When Dr. Sylvain Baruchel and his wife Carole left Paris 22 years ago “with eight suitcases and three kids,” their first stop was Montreal. “We thought that it would be easier for us to adapt culturally,” says Carole. Yet, like other French émigrés I spoke with, the Baruchels described the family’s time there as “suffocating.” When Sylvain — a pediatric oncologist — received an offer from Sick Kids, the couple jumped at the opportunity. In Carole’s words, coming to Toronto “was like removing a plastic bag from my head.”
The same could be said for the Baruchels’ feelings for their native country. “In France, you do have access to ‘immediate culture’,” says Carole, making quotation marks in the air around the phrase. “But there is also always this history of violence and confrontation. Everyone is clinging to the past. It is almost impossible to change anything in France without violence, as we see on the streets of Paris today.”
For the Baruchels, coming to Toronto was “a breath of fresh air,” both personally and professionally. “Toronto is not Paris — the city is not beautiful,” adds Carole. “But there is more to life than architecture. Here, what is really exciting is the openness. You have carte blanche here to do whatever you want.”
Energetic, raven-haired entrepreneuse Lulu Cohen-Farnell has come to the same conclusion since her arrival from Paris 10 years ago. She founded a revolutionary elementary school and daycare catering program called Real Food for Real Kids that now feeds approximately 6,000 Toronto children locally sourced, all-natural snacks and meals.
“In France, people are very stuck in their ways and attached to their culture,” says Cohen-Farnell. “Everything is so deeply ensconced; there is no room for new ideas.”
Even working for a large multinational in Paris, Cohen-Farnell was disappointed by a professional atmosphere that she describes as “not about merit, your work or your ideas,” but more about the “promotion canapé” (the French equivalent of the Hollywood casting couch).
“It was really amazing for me as a French person, coming here, to find such generosity, and positivity and community spirit,” says Cohen-Farnell, who describes the “niceness” of people here as “so refreshing.”
Now firmly established in Cabbagetown, raising two young children with her husband and business partner David Farnell, Cohen-Farnell admits that she does still miss Paris’ physical beauty, “but there’s a lot of superficiality in that. Here, people can think forward. You’ve got a dream, an idea, here you can just do it. You don’t hear what you always hear in France, “oh, non, c’est pas possible.”
Bruno Moynie mockingly calls himself a “luxury immigrant.” Like Cohen-Farnell, the accomplished ethnographer and film-maker left Paris for professional reasons, but when a friend showed him around Toronto, he found the future.

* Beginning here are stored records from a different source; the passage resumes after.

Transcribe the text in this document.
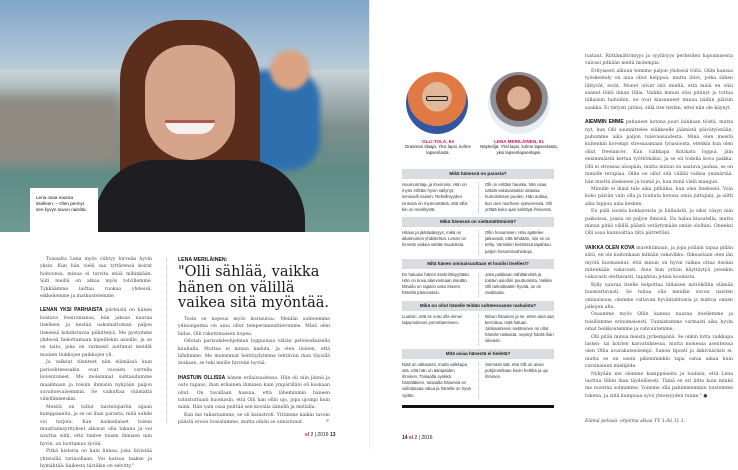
Lena osaa nauraa itselleen. – Olen perinyt sen kyvyn suvun naisilta.

Toisaalta Lena myös viihtyy hirveän hyvin yksin. Kun hän vielä saa tyttärensä koirat hoitoonsa, minua ei tarvita enää mihinkään. Siiti meillä on alkaa myös tolvillemme. Tykkäämme laittaa ruokaa yhdessä, eikkeliemme ja matkustelemme.

LENAN YKSI PARHAISTA piirteistä on hänen loistava itseironiansa, hän jaksaa nauraa itselleen ja kestää uskomattoman paljon itseensä kohdistuvaa piikittelyä. Me pystymme yhdessä hekottamaan kipeillekin asioille, ja se on taito, joka on varmasti auttanut meidät monien tiukkojen paikkojen yli.

Ja valkeat tilanteet niin elämässä kuin parisuhteessakin ovat vuosien varrella loiventuneet. Me molemmat suhtaudumme maailmaan ja toisiin ihmisiin nykyään paljon suvaitsevaisemmin. Se vaikuttaa väämättä välellimmeskin.

Meistä on tullut taistelupariin sijaan kumppaneita, ja se on ihan parasta, mitä suhde voi tarjota. Kun kaikenlaiset toisen muuttamisyritykset alkavat olla takana ja voi nauttia siitä, että tuntee toisen ihmisen niin hyvin, on luottamus syvää.

Pitkä historia on kuin liimaa, joka tiivistää yhteisillä tarinoillaan. Voi katsoa taakse ja hymähtää: kaikesta tästäkin on selvitty."

LENA MERILÄINEN:
"Olli sählää, vaikka hänen on välillä vaikea sitä myöntää.

Tosin se nopeus myös kostautuu. Meidän suhteemme ydinongelma on aina ollut temperamenttieromme. Minä olen hidas, Olli rakettimaisen nopea.

Odotan parisuhdeohjelman loppuunsa vähän pelonsekaisella kauhulla. Muttaa ei minua kaduta, ja olen iloinen, että lähdimme. Me molemmat heittäydyimme tehtäviin ihan täysillä mukaan, se teki meille hirveän hyvää.

IHASTUIN OLLISSA hänen erilaisuudessa. Hän oli niin jännä ja outo tapaus, ihan erilainen ihminen kuin ympärilläni oli koskaan ollut. On tavallaan hassua, että läheminmin häneen tutustuttuani huomasin, että Olli han ollin ujo, jopa ujompi kuin minä. Hän vain osaa peittää sen kovalla äänellä ja mellalla.

Kun me rakastuimme, se oli katastrofi. Yritimme kaikin tavoin päästä eroon toisistamme, mutta eihän se onnistunut.	»
el 2 | 2016 13
OLLI TOLA, 64
Draaman tilaaja. Yksi lapsi, kolme lapsenlasta.
LENA MERILÄINEN, 61
Näyttelijä. Yksi lapsi, kolme lapsenlasta, yksi lapsenlapsenlapsi.
Mikä hänessä on parasta?
Huumorintaju ja itseironia. Hän on myös erittäin hyvin säilynyt, sensuelli nainen. Rehellisyyden ninessä on myönnettävä, että sillä-kin on merkitystä.
Olli on erittäin hauska, hän osaa nähdä vakavassakin asiassa humoristisen puolen. Hän auttaa, kun olen murheen syövereissä. Olli yrittää koko ajan kehittyä ihmisenä.
Mikä hänessä on sietämättömintä?
Hitaus ja jääräpäisyys, mikä on aikamoinen yhdistelmä. Lenan on hirveän vaikea sietää muutoksia.
Ollin hosuminen. Hän ajattelee jatkuvasti, että tehdään, niin se on tehty. Varsinkin keittiössä tapahtuu paljon hosumisvahinkoja.
Mitä hänen ominaisuuttaan et huolisi itsellesi?
En haluaisi hänen itsekriittisyyttään. Hän on kova alanvoimaan itseään. Minulla on rajaton usko itseeni, hänellä päinvastoin.
Joka paikkaan sähläämistä ja toisten asioihin puuttumista. Vaikka Olli tarkoittaakin hyvää, se on rasittavaa.
Mikä on ollut hänelle teidän suhteessanne raskainta?
Luulisin, että se voisi olla minun taipumukseni pomottamiseen.
Minun hitauteni ja se, etten aina saa kerrottua, mitä haluan. Jahkaamiseni sietäminen on ollut hänelle raskasta, nepinyt häntä ihan oikeasti.
Mitä asiaa hänestä ei tiedetä?
Niitä on valtavasti, mutta valkkapa sitä, että hän on äänipäiden ihminen. Toisaalta synkkä hämäläinen, toisaalta hänessä on valloittavaa valoa ja hänellä on hyvä sydän.
Varmasti sitä, että Olli on aivan pohjimmiltaan kovin herkkä ja ujo ihminen.
14 el 2 | 2016

tustaut. Riittämättömyys ja syyllisyys perheiden hajoamisesta vaivasi pitkään meitä molempia.

Erityisesti alkuun teimme paljon yhdessä töitä. Ollin kanssa työskentely on aina ollut helppoa, mutta liitot, jotka siihen liittyvät, eivät. Monet olivat sitä mieltä, että minä en olisi saanut töitä ilman Ollia. Vaikka minun olisi pitänyt jo tottua tällaisiin huhuihin, ne ovat kiusanneet minua näihin päiviin saakka. Ei tietysti pitäisi, sillä itse tiedän, ettei niin ole käynyt.

AIEMMIN EMME puhuneet kotona juuri lainkaan töistä, mutta nyt, kun Olli suunnittelee eläkkeelle jäämistä päivätyöstään, puhumme aika paljon tulevaisuudesta. Minä olen meistä kuitenkin kovempi stressaamaan työasioista, etenkin kun olen ollut freelancer. Kun valkkapa Kotikatu loppui, jäin ensimmäistä kertaa työttömäksi, ja se oli todella kova paikka. Olli ei stressaa ulospäin, mutta minun on saatava jauhaa, se on minulle terapiaa. Ollin on ollut sitä välillä vaikea ymmärtää, hän miettii itsekseen ja toimii jo, kun minä vielä mangun.

Minulle ei ikinä tule aika pitkäksi, kun olen itsekseni. Voin koko päivän vain olla ja touhuta kotona omia juttujani, ja siltti aika loppuu aina kesken.

En pidä isoista kokkareista ja hälinästä, ja siksi väsyn niin paikoissa, joissa on paljon ihmisiä. En halua kiusatella, mutta minun pitää välillä päästä vetäytymään omiin oloihini. Onneksi Olli osaa kunnioittaa tätä piirrettäni.

VAIKKA OLEN KOVA murehtimaan, ja jopa joillain tapaa pidän siitä, en ole kuitenkaan mikään vakavikko. Oikeastaan olen iän myötä huomannut, että minun on hyvin vaikea ottaa itseäni mitenkään vakavasti. Aina kun yritän käyttäytyä jotenkin vakavasti otettavasti, tapahtuu jotain koomista.

Kyky nauraa itselle helpottaa tällaisen mörököllin elämää huomattavasti. Se taitaa olla meidän suvun naisten ominaisuus, olemme valtavan hyväntahtoisia ja mattoa omien jalkojen alta.

Osaamme myös Ollin kanssa nauraa itsellemme ja toisillemme erinomaisesti. Tunnistamme varmasti aika hyvin omat heikkoutemme ja vahvuutemme.

Olli pitää minua meistä jyrkempänä. Se onkin totta vaikkapa lasten- tai koirien kasvatuksessa, mutta monessa asenteissa olen Ollia avarakatseisempi. Sanon tiposti ja äkkiväärästi ei, mutta se on usein pikemminkin tapa ostaa aikaa kuin varsinainen mielipide.

Nykyään me olemme kumppaneita ja luulisin, että Lena luottaa Olliin ihan täydellisesti. Tämä on eri liitto kuin minkä me nuorina solmimme. Voimme olla pahimmemmin toistemme tukena, ja siitä kumpuaa syvä yhteisyyden tunne." ●

Elämä pelissä -ohjelma alkaa TV 1:llä 31.1.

“Sure, Paris is great, but the traditional comes with a burden at all levels,” says Moynie. “From insistence in the way things have always been done to xenophobia about other communities.” For Moynie, Toronto is ultimately modern: “the real, working multiculturalism of Toronto hands-down delivers. It reminds me every day why I choose to live here.”
Like many new arrivals, it took Moynie a while to find his place within the city, but now the committed foodie is home. “My Italian butcher is just around the corner,” says Moynie. “The best Cambodian food is two blocks away, and every morning I get a coffee at this place called Ellington’s where they play live jazz and the owner is a Jamaican Rasta.”
For Moynie, as indeed for all of the French expats I spoke to, beauty here is more spiritual than physical, less to do with silk, and more to do with attitude. “People — especially people from here — ask us all the time, how could you choose Toronto over Paris?” laughs Cohen-Farnell. “They just don’t get it.”
Says Carole Baruchel, simply, “Toronto is my country.”